Despite the limitations of a retrospective analysis the toxicity profile in our patients was comparable to that described in prospective trials (14). Grade III/IV toxicities were a rare exception and only one patient developed a life-threatening complication. In this case, a severe pneumonia requiring mechanical ventilation occurred in a 74-year-old patient following one cycle of trabectedin. Neutropenic fever, as described in the clinical trials, was very rarely seen.

A unique side effect that we believe has been underestimated in connection with trabectedin was observed in 14 patients (14%). A non-infectious irritation of the port site with various degrees of severity was a common finding in our clinical practice (Fig. 6). Similar to the case report by Theman et al (18) a rash occurred around the port system or along the subcutaneous line leaving the metal port. In many cases, the flow of the port system had been reduced, with small thrombi adjacent to the tip of the port line. Bacterial port infections were unlikely as we usually obtained sterile port cultures and patients did not develop fever. However, the irritation usually caused erythema, pain and itching, which was perceived as very uncomfortable by the patients. The erythema usually persisted for several weeks and then spontaneously faded. In patients with associated port catheter occlusion, usually a new system was implanted. Some patients required several consecutive port replacements, which is extremely rare in patients e.g., with colon cancer who receive 5-FU based treatments in our practice.

Figure 6.

Images of port complication. (A–E) Clinical examples of non-infectious irritation at the port catheter site of the port system. (F) A strong thrombophlebitic reaction after accidental application through a peripheral vein.

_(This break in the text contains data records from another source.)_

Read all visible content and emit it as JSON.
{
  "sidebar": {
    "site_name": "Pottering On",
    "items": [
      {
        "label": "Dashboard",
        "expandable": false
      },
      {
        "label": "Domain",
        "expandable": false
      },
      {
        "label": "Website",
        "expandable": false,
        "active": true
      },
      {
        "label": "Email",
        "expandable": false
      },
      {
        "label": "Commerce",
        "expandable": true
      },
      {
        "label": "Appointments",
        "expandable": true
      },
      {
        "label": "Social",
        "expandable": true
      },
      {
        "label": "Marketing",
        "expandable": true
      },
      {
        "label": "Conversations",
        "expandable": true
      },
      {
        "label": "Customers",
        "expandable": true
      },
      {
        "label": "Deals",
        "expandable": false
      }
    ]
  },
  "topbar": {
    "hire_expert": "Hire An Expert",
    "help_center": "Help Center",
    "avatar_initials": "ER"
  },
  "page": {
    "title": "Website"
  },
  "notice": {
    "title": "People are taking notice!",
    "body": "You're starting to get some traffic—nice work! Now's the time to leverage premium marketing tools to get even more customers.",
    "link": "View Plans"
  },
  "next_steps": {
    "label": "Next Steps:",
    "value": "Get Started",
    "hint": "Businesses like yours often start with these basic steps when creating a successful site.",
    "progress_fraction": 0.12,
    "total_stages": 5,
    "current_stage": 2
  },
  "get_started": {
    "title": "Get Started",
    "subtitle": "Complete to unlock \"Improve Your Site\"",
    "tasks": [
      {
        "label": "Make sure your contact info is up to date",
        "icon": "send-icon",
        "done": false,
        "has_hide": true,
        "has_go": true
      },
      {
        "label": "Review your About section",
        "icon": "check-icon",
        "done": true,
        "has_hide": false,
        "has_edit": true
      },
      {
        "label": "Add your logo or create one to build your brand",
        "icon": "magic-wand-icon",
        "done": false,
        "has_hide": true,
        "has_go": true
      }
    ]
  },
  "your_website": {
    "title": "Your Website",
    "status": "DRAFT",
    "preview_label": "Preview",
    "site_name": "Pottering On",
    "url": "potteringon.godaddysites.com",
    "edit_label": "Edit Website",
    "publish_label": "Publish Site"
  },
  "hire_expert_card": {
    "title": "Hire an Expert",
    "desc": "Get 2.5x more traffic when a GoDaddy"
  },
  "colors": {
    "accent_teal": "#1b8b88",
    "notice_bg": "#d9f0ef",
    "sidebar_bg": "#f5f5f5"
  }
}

While a transvasation of the drug through the port-line cannot be excluded, we hypothesize that an increased resistance of the port system caused by small thrombi at the tip of the port line is associated with a backspill of the drug. Other vesicants, such as doxorubicin or vinorelbin, are usually not given as 24-h infusion outside the hospital environment or oncological practice which might reduce the risk of port-needle translocations.

In contrast to the ‘toxic-looking’ anthracyclins, trabectedin is colorless and paravasations are more difficult to detect both for medical staff as well as for patients. In our experience, a paravasation does not cause immediate irritation or burning sensations. All this may affect the threshold of patients to seek doctor’s advice as well as the reaction of medical staff to aggressively treat paravasations.

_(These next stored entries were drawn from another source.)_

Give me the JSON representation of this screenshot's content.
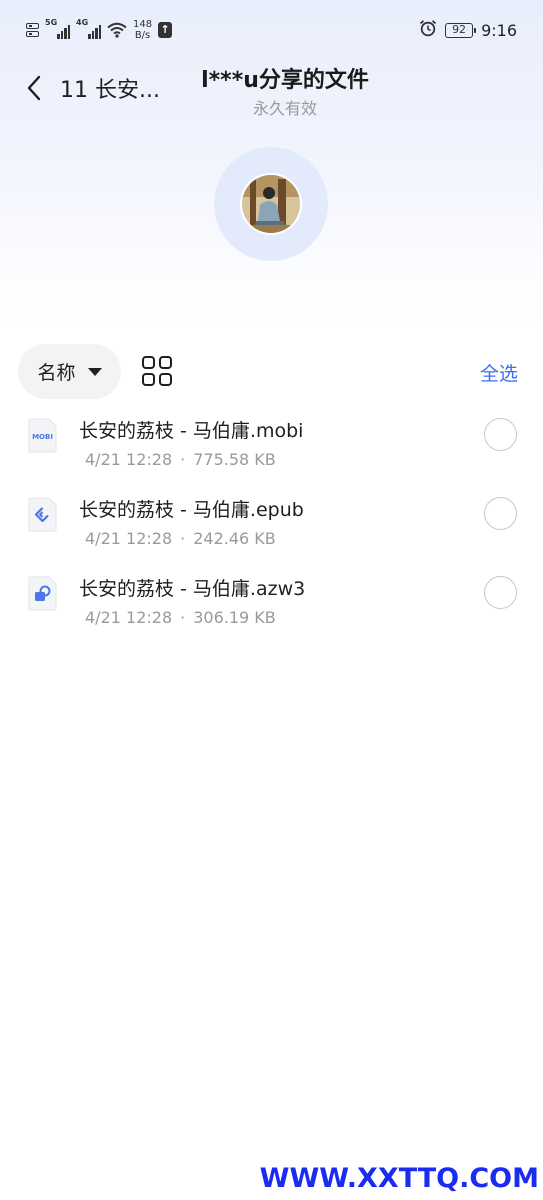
{
  "status_bar": {
    "sim1_network": "5G",
    "sim2_network": "4G",
    "net_speed_value": "148",
    "net_speed_unit": "B/s",
    "battery_level": "92",
    "time": "9:16",
    "icons": [
      "sim-card-icon",
      "signal-icon",
      "wifi-icon",
      "upload-icon",
      "alarm-icon",
      "battery-icon"
    ]
  },
  "header": {
    "back_title": "11 长安...",
    "share_title": "l***u分享的文件",
    "share_subtitle": "永久有效"
  },
  "toolbar": {
    "sort_label": "名称",
    "select_all_label": "全选"
  },
  "files": [
    {
      "name": "长安的荔枝 - 马伯庸.mobi",
      "date": "4/21 12:28",
      "size": "775.58 KB",
      "icon": "mobi-file-icon",
      "icon_label": "MOBI"
    },
    {
      "name": "长安的荔枝 - 马伯庸.epub",
      "date": "4/21 12:28",
      "size": "242.46 KB",
      "icon": "epub-file-icon"
    },
    {
      "name": "长安的荔枝 - 马伯庸.azw3",
      "date": "4/21 12:28",
      "size": "306.19 KB",
      "icon": "azw3-file-icon"
    }
  ],
  "watermark": "WWW.XXTTQ.COM",
  "colors": {
    "accent": "#3d6df2",
    "hero_bg": "#e9eefc",
    "avatar_ring": "#e3eafb",
    "watermark": "#1a2cf2"
  }
}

We believe that patients should be clearly advised about this side effect and the risk of port dislocation. We have changed our practice in that patients whose port systems show increased resistance or a low spontaneous infusion flow undergo radiological contrast-enhanced imaging to detect port-associated thrombi. If treatment with 10,000 IU of streptokinase does not re-establish a good flow port catheters are replaced.

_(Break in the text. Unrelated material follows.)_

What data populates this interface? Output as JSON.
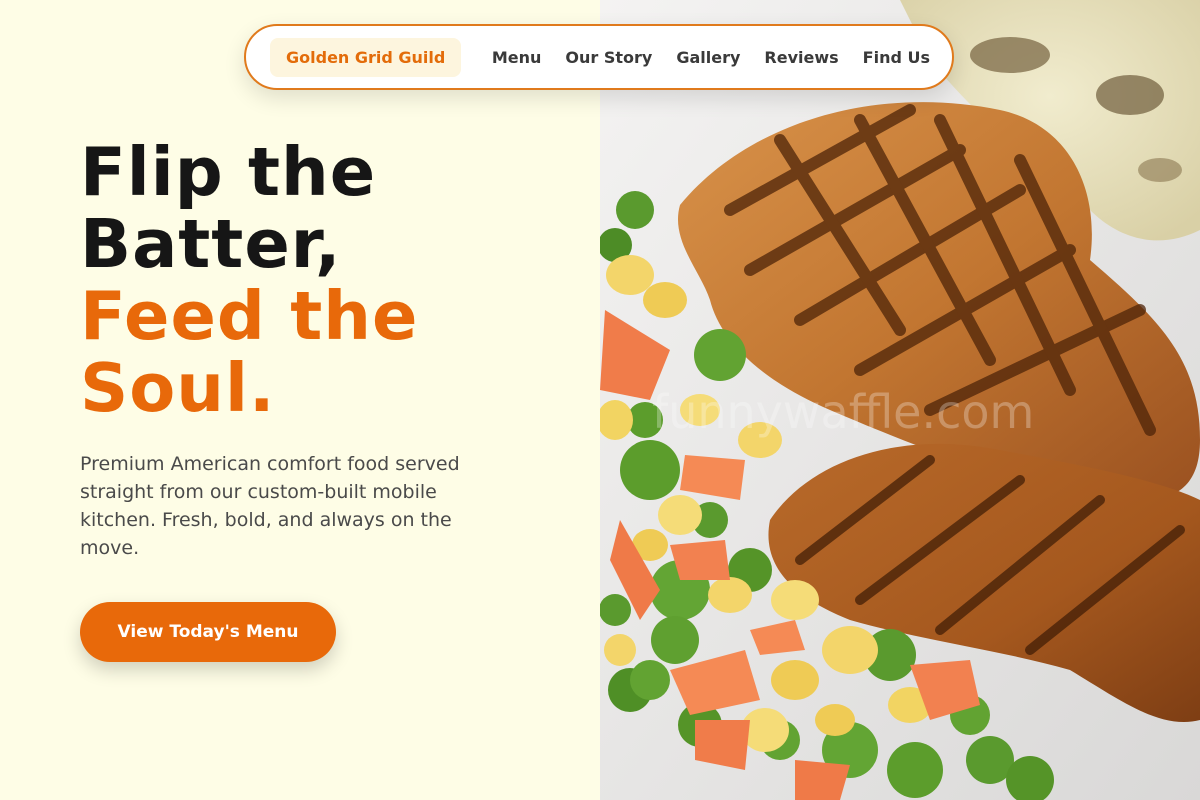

In conclusion, our analysis confirms that ∼50% of patients with L-sarcomas derive clinical benefit from trabectedin regardless of the extent of pretreatment in a routine setting. Moreover, significant activity is found in a subgroup of patients with non-L-sarcomas including rhabdomyosarcoma. Administration of trabectedin on an outpatient basis is well tolerated in elderly and heavily pretreated patients. The increased incidence of port complications merits further investigation and should be part of patient and medical staff guidance.